As they ran, more cackles filled the air, the cries of the Not-Deer across the mountains. They grew closer, sounded more frantic with every leap and bound the party took.
Finally, they came to the truck, and without so much as a stop Amberly and Siobhan hurled the creature into the bed. Amberly climbed up, flung the pen doors open, and began to drag as Siobhan pushed. In the struggle, with the tail gate down, they knocked the ammo case to the ground. Once the thing's hips were over the hump, Siobhan grabbed it, but several boxes had spilled out.
The cackles sounded again, seemed almost right behind Siobhan. There was no time for the rest.
“I'll keep an eye on it,” Amberly said, as she dragged it fully into the pen and closed its doors, “you blast anything that chases us out of here!”
“Right!” Sobhan called. The professor was already starting the truck. Siobhan leaped into the bed and pulled up the tailgate behind her as a shield. Then the truck sped off, down the Not-Road towards the byways and highways out of the Not-Deer's territory.

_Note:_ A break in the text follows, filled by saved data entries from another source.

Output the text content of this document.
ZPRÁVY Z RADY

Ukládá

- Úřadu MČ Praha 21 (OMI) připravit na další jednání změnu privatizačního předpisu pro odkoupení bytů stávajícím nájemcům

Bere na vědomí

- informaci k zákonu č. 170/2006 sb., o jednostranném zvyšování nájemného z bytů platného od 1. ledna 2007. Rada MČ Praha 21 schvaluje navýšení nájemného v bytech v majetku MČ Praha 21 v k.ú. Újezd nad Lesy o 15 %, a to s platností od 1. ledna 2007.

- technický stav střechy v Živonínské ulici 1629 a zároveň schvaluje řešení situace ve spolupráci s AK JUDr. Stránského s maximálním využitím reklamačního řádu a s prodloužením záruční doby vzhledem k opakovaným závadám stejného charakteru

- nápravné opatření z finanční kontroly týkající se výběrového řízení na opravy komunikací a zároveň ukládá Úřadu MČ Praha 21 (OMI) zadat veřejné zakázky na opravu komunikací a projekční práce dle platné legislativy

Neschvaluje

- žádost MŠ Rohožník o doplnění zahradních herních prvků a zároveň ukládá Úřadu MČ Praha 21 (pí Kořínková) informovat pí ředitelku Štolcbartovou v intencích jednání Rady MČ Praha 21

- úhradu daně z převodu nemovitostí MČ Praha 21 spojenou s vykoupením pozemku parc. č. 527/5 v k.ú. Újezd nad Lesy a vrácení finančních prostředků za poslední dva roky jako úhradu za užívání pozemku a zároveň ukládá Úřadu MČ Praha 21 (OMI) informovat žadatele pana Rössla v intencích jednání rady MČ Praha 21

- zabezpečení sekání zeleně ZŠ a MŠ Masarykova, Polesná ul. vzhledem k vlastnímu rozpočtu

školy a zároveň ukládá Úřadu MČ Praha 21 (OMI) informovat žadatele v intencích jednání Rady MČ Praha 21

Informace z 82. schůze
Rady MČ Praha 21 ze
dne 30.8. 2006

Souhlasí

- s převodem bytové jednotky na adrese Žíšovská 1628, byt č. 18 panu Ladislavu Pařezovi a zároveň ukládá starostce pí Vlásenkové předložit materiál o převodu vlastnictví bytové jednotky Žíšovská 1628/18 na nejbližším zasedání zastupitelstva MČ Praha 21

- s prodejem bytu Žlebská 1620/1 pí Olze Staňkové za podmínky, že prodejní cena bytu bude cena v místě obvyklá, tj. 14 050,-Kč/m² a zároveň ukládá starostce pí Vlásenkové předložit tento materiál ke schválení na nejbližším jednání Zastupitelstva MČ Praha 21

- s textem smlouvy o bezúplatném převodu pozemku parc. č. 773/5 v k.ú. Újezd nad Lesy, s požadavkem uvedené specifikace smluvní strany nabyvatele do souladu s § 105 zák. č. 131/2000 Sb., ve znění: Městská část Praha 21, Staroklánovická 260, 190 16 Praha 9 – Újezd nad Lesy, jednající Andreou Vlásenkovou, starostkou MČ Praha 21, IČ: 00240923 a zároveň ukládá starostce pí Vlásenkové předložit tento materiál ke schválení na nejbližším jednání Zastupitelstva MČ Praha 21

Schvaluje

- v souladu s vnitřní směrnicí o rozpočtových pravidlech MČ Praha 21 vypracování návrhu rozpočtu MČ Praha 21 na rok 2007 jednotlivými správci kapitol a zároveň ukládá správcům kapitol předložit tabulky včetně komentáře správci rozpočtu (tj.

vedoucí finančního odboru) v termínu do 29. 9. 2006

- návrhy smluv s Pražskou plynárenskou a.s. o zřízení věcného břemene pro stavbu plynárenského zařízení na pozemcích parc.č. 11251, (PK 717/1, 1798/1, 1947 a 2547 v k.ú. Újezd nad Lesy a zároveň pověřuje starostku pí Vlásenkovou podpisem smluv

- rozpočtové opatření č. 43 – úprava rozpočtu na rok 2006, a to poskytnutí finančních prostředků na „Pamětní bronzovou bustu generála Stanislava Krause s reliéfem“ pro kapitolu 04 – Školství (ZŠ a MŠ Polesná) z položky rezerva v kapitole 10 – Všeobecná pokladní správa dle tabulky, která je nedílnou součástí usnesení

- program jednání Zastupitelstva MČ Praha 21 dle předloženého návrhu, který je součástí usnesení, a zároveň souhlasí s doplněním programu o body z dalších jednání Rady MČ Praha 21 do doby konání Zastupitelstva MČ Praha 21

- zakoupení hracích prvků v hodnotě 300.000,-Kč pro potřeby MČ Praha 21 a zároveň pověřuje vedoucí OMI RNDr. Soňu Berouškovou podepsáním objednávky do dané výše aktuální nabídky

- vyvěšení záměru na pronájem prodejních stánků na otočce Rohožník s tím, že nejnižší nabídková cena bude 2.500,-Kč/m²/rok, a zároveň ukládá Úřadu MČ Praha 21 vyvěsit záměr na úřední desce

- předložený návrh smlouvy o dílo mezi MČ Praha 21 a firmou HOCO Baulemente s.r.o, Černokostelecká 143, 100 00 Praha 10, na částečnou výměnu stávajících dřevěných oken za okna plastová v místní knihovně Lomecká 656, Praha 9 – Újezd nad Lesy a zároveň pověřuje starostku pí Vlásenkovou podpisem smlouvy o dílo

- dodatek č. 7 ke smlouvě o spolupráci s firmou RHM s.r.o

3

The cackling followed them. Closer and closer it came as Professor Anders swerved though the Not-Road and finally exploded out onto some historic macadam that predated what Siobhan knew as proper pavement, kicking up stones and a cloud of dust as he sped down the road, hopefully towards civilization.
This was not how Siobhan Teague expected to spend her summer internship. The truck barreled onward, and Siobhan held on to both her place and her gun for dear life. She hazarded a glance down at the ammo case. There were two boxes left – fifty rounds. With any luck, that would get them to the dawn.